Mahindra revises FY26 tractor growth forecast to low double digits.
September 2025 tractor sales up 45% year-on-year.
GST cut saves ₹40,000–₹60,000 per tractor.
Farm division market share hits 43%, PBIT up 48%.
Industry outlook aligns with ICRA’s 8–10% growth projection.
September 2025 witnessed a significant boost in tractor demand as favorable weather, healthy reservoir levels, and a major GST reduction lifted the rural economy. Mahindra & Mahindra (M&M), the world’s largest tractor manufacturer, has now raised its tractor industry growth forecast for FY26 to low double digits.
Also Read: Mahindra Tractors Sales Report October 2025: 72,071 Units Sold, 12% Growth
Mahindra had earlier projected a modest 5–6% growth for the tractor industry this year. However, the company has now revised the outlook to low double digits after witnessing strong sales momentum in recent months.
Rajesh Jejurikar, Executive Director and CEO of M&M’s Auto and Farm Sector, said, “The tractor outlook we’d given at the beginning of the year was 5 to 6% industry growth. We're increasing that to low double digits because the year's been much better, the rainfalls have been good, reservoir levels are good, and we've also factored in the benefit of the lower GST.”
The revision aligns with ICRA’s latest industry projection for FY26, which now expects 8–10% growth, up from the earlier 4–7% forecast.
The major growth drivers include a 7-percentage-point GST reduction in September 2025 and strong monsoon rains that improved rural liquidity.

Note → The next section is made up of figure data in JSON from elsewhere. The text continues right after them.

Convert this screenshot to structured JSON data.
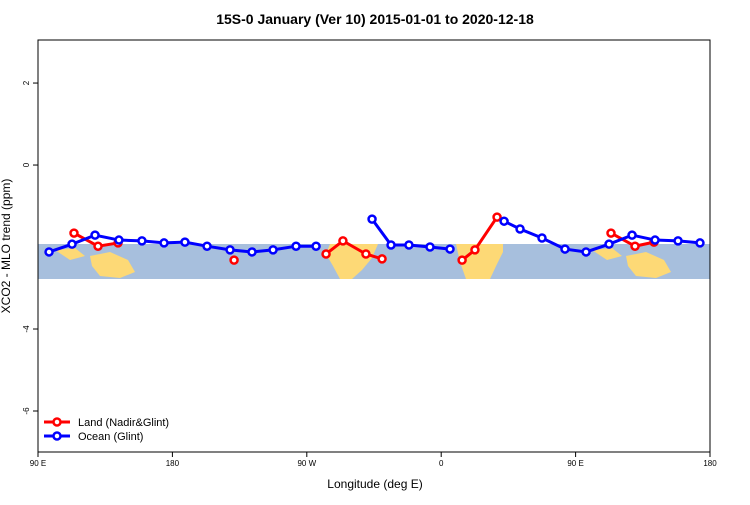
{
  "chart_data": {
    "type": "line",
    "title": "15S-0 January (Ver 10)   2015-01-01 to 2020-12-18",
    "xlabel": "Longitude (deg E)",
    "ylabel": "XCO2 - MLO trend (ppm)",
    "xlim": [
      90,
      540
    ],
    "ylim": [
      -7,
      3.05
    ],
    "xticks": [
      {
        "value": 90,
        "label": "90 E"
      },
      {
        "value": 180,
        "label": "180"
      },
      {
        "value": 270,
        "label": "90 W"
      },
      {
        "value": 360,
        "label": "0"
      },
      {
        "value": 450,
        "label": "90 E"
      },
      {
        "value": 540,
        "label": "180"
      }
    ],
    "yticks": [
      2,
      0,
      -4,
      -6
    ],
    "legend": "bottom-left",
    "series": [
      {
        "name": "Land (Nadir&Glint)",
        "color": "#ff0000",
        "x": [
          114.1,
          130.2,
          143.6,
          null,
          221.3,
          null,
          282.9,
          294.2,
          309.6,
          320.4,
          null,
          374.0,
          382.6,
          397.4,
          null,
          473.7,
          489.8,
          502.5
        ],
        "values": [
          -1.66,
          -1.98,
          -1.9,
          null,
          -2.32,
          null,
          -2.17,
          -1.85,
          -2.17,
          -2.29,
          null,
          -2.32,
          -2.07,
          -1.27,
          null,
          -1.66,
          -1.98,
          -1.88
        ]
      },
      {
        "name": "Ocean (Glint)",
        "color": "#0000ff",
        "x": [
          97.4,
          112.8,
          128.2,
          144.2,
          159.6,
          174.4,
          188.4,
          203.2,
          218.6,
          233.3,
          247.4,
          262.8,
          276.2,
          null,
          313.7,
          326.4,
          338.4,
          352.5,
          365.9,
          null,
          402.1,
          412.8,
          427.5,
          442.9,
          457.0,
          472.4,
          487.8,
          503.2,
          518.6,
          533.3
        ],
        "values": [
          -2.12,
          -1.93,
          -1.71,
          -1.83,
          -1.85,
          -1.9,
          -1.88,
          -1.98,
          -2.07,
          -2.12,
          -2.07,
          -1.98,
          -1.98,
          null,
          -1.32,
          -1.95,
          -1.95,
          -2.0,
          -2.05,
          null,
          -1.37,
          -1.56,
          -1.78,
          -2.05,
          -2.12,
          -1.93,
          -1.71,
          -1.83,
          -1.85,
          -1.9
        ]
      }
    ]
  }
}
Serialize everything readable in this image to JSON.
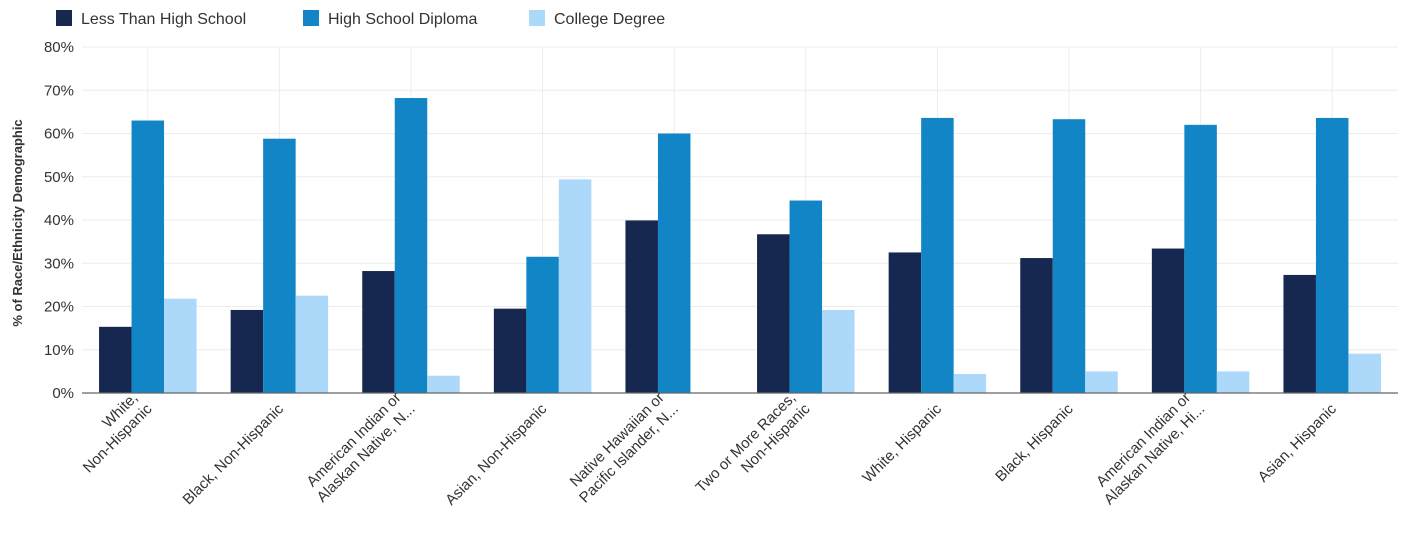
{
  "chart_data": {
    "type": "bar",
    "ylabel": "% of Race/Ethnicity Demographic",
    "ylim": [
      0,
      80
    ],
    "yticks": [
      "0%",
      "10%",
      "20%",
      "30%",
      "40%",
      "50%",
      "60%",
      "70%",
      "80%"
    ],
    "grid": true,
    "legend_position": "top-left",
    "categories": [
      [
        "White,",
        "Non-Hispanic"
      ],
      [
        "Black, Non-Hispanic"
      ],
      [
        "American Indian or",
        "Alaskan Native, N..."
      ],
      [
        "Asian, Non-Hispanic"
      ],
      [
        "Native Hawaiian or",
        "Pacific Islander, N..."
      ],
      [
        "Two or More Races,",
        "Non-Hispanic"
      ],
      [
        "White, Hispanic"
      ],
      [
        "Black, Hispanic"
      ],
      [
        "American Indian or",
        "Alaskan Native, Hi..."
      ],
      [
        "Asian, Hispanic"
      ]
    ],
    "series": [
      {
        "name": "Less Than High School",
        "color": "#16284f",
        "values": [
          15.3,
          19.2,
          28.2,
          19.5,
          39.9,
          36.7,
          32.5,
          31.2,
          33.4,
          27.3
        ]
      },
      {
        "name": "High School Diploma",
        "color": "#1185c6",
        "values": [
          63.0,
          58.8,
          68.2,
          31.5,
          60.0,
          44.5,
          63.6,
          63.3,
          62.0,
          63.6
        ]
      },
      {
        "name": "College Degree",
        "color": "#acd9fa",
        "values": [
          21.8,
          22.5,
          4.0,
          49.4,
          0,
          19.2,
          4.4,
          5.0,
          5.0,
          9.1
        ]
      }
    ]
  }
}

Industry executives estimate that the GST cut could save buyers between ₹40,000 and ₹60,000 per tractor, making them more affordable for farmers and rural entrepreneurs.
In September 2025, wholesale tractor volumes jumped 45% year-on-year to 146,180 units, reflecting a strong recovery in rural demand.

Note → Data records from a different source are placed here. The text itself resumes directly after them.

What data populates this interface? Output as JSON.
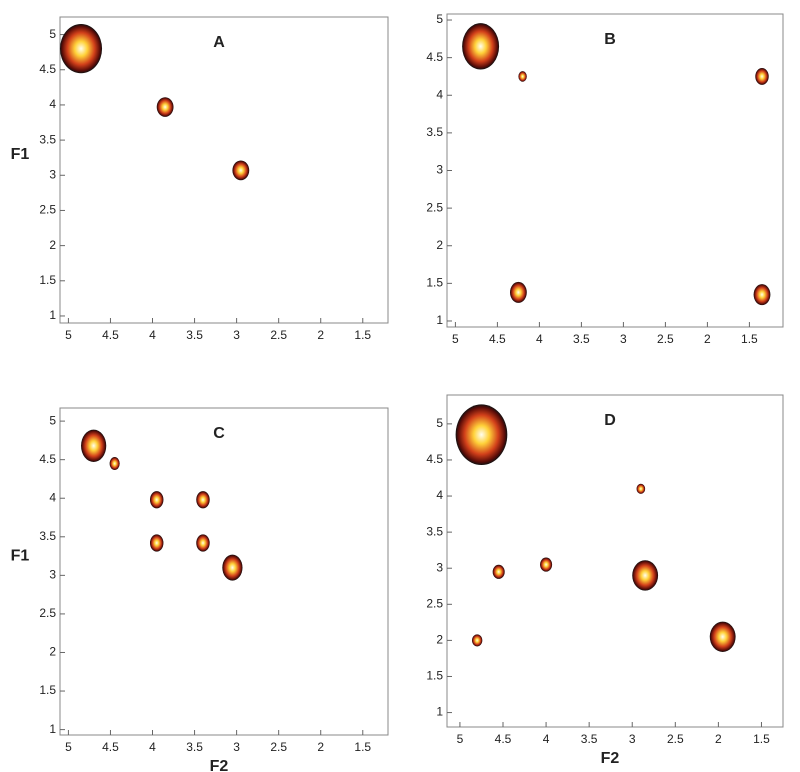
{
  "chart_data": [
    {
      "type": "scatter",
      "title": "A",
      "ylabel": "F1",
      "xlim": [
        5.1,
        1.2
      ],
      "ylim": [
        0.9,
        5.25
      ],
      "xticks": [
        5,
        4.5,
        4,
        3.5,
        3,
        2.5,
        2,
        1.5
      ],
      "yticks": [
        1,
        1.5,
        2,
        2.5,
        3,
        3.5,
        4,
        4.5,
        5
      ],
      "series": [
        {
          "x": [
            4.85,
            3.85,
            2.95
          ],
          "values": [
            4.8,
            3.97,
            3.07
          ],
          "sizes": [
            0.25,
            0.1,
            0.1
          ]
        }
      ]
    },
    {
      "type": "scatter",
      "title": "B",
      "xlim": [
        5.1,
        1.1
      ],
      "ylim": [
        0.92,
        5.08
      ],
      "xticks": [
        5,
        4.5,
        4,
        3.5,
        3,
        2.5,
        2,
        1.5
      ],
      "yticks": [
        1,
        1.5,
        2,
        2.5,
        3,
        3.5,
        4,
        4.5,
        5
      ],
      "series": [
        {
          "x": [
            4.7,
            4.2,
            1.35,
            4.25,
            1.35
          ],
          "values": [
            4.65,
            4.25,
            4.25,
            1.38,
            1.35
          ],
          "sizes": [
            0.22,
            0.05,
            0.08,
            0.1,
            0.1
          ]
        }
      ]
    },
    {
      "type": "scatter",
      "title": "C",
      "ylabel": "F1",
      "xlabel": "F2",
      "xlim": [
        5.1,
        1.2
      ],
      "ylim": [
        0.93,
        5.17
      ],
      "xticks": [
        5,
        4.5,
        4,
        3.5,
        3,
        2.5,
        2,
        1.5
      ],
      "yticks": [
        1,
        1.5,
        2,
        2.5,
        3,
        3.5,
        4,
        4.5,
        5
      ],
      "series": [
        {
          "x": [
            4.7,
            4.45,
            3.95,
            3.4,
            3.95,
            3.4,
            3.05
          ],
          "values": [
            4.68,
            4.45,
            3.98,
            3.98,
            3.42,
            3.42,
            3.1
          ],
          "sizes": [
            0.15,
            0.06,
            0.08,
            0.08,
            0.08,
            0.08,
            0.12
          ]
        }
      ]
    },
    {
      "type": "scatter",
      "title": "D",
      "xlabel": "F2",
      "xlim": [
        5.15,
        1.25
      ],
      "ylim": [
        0.8,
        5.4
      ],
      "xticks": [
        5,
        4.5,
        4,
        3.5,
        3,
        2.5,
        2,
        1.5
      ],
      "yticks": [
        1,
        1.5,
        2,
        2.5,
        3,
        3.5,
        4,
        4.5,
        5
      ],
      "series": [
        {
          "x": [
            4.75,
            2.9,
            4.0,
            2.85,
            1.95,
            4.8,
            4.55
          ],
          "values": [
            4.85,
            4.1,
            3.05,
            2.9,
            2.05,
            2.0,
            2.95
          ],
          "sizes": [
            0.3,
            0.05,
            0.07,
            0.15,
            0.15,
            0.06,
            0.07
          ]
        }
      ]
    }
  ]
}
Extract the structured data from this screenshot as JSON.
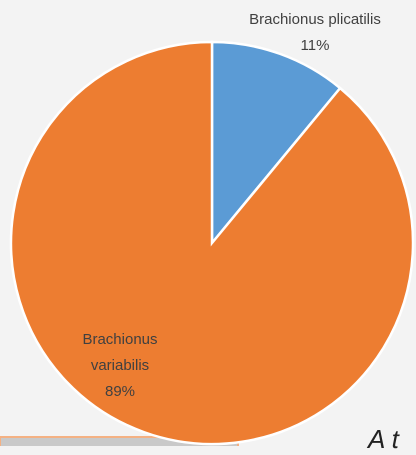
{
  "chart_data": {
    "type": "pie",
    "categories": [
      "Brachionus plicatilis",
      "Brachionus variabilis"
    ],
    "values": [
      11,
      89
    ],
    "value_labels": [
      "11%",
      "89%"
    ],
    "colors": [
      "#5b9bd5",
      "#ed7d31"
    ],
    "annotation": "A t"
  }
}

During FY2024–25, the domestic tractor industry came close to its previous peak, selling 939,713 units, marking 8.36% growth compared to the previous year.
Mahindra’s Farm Equipment Division reported an exceptional performance in Q2 FY26. The company achieved its highest-ever second-quarter market share at 43%, a gain of 50 basis points.

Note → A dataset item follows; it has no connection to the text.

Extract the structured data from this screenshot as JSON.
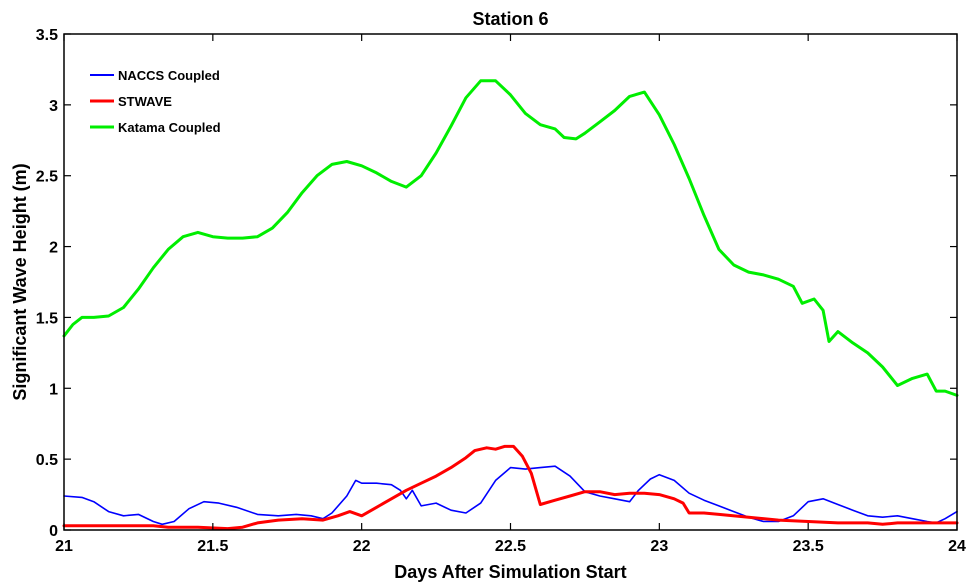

The division’s volumes surged 32% to 123,000 tractors, while standalone profit before interest and tax (PBIT) grew 48% to ₹1,684 crore. Margins expanded by 220 basis points to 19.7%, with core tractor PBIT margins improving to 20.6%.
Consolidated revenue from the farm segment rose 25% to ₹10,225 crore, and profit after tax (PAT) jumped 45% to ₹1,163 crore.
Anish Shah, Group CEO and Managing Director of M&M, said, “We are pleased with the strong execution and solid performance delivered across the group in Q2 FY26. Auto and Farm sustained their leadership with consistent gains in market share and profitability.”
Jejurikar added that M&M’s auto and farm businesses continue to reinforce their leadership, noting a 390 basis point gain in SUV revenue share year-on-year in Q2 FY26.
Mahindra’s upgraded growth outlook highlights a positive shift in India’s rural economy. With better monsoons, healthy reservoir levels, and the government’s GST cut driving affordability, the tractor industry is set for robust expansion in FY26. Mahindra’s strong performance and leadership in both farm and auto segments reflect its continued dominance and confidence in the country’s agricultural recovery.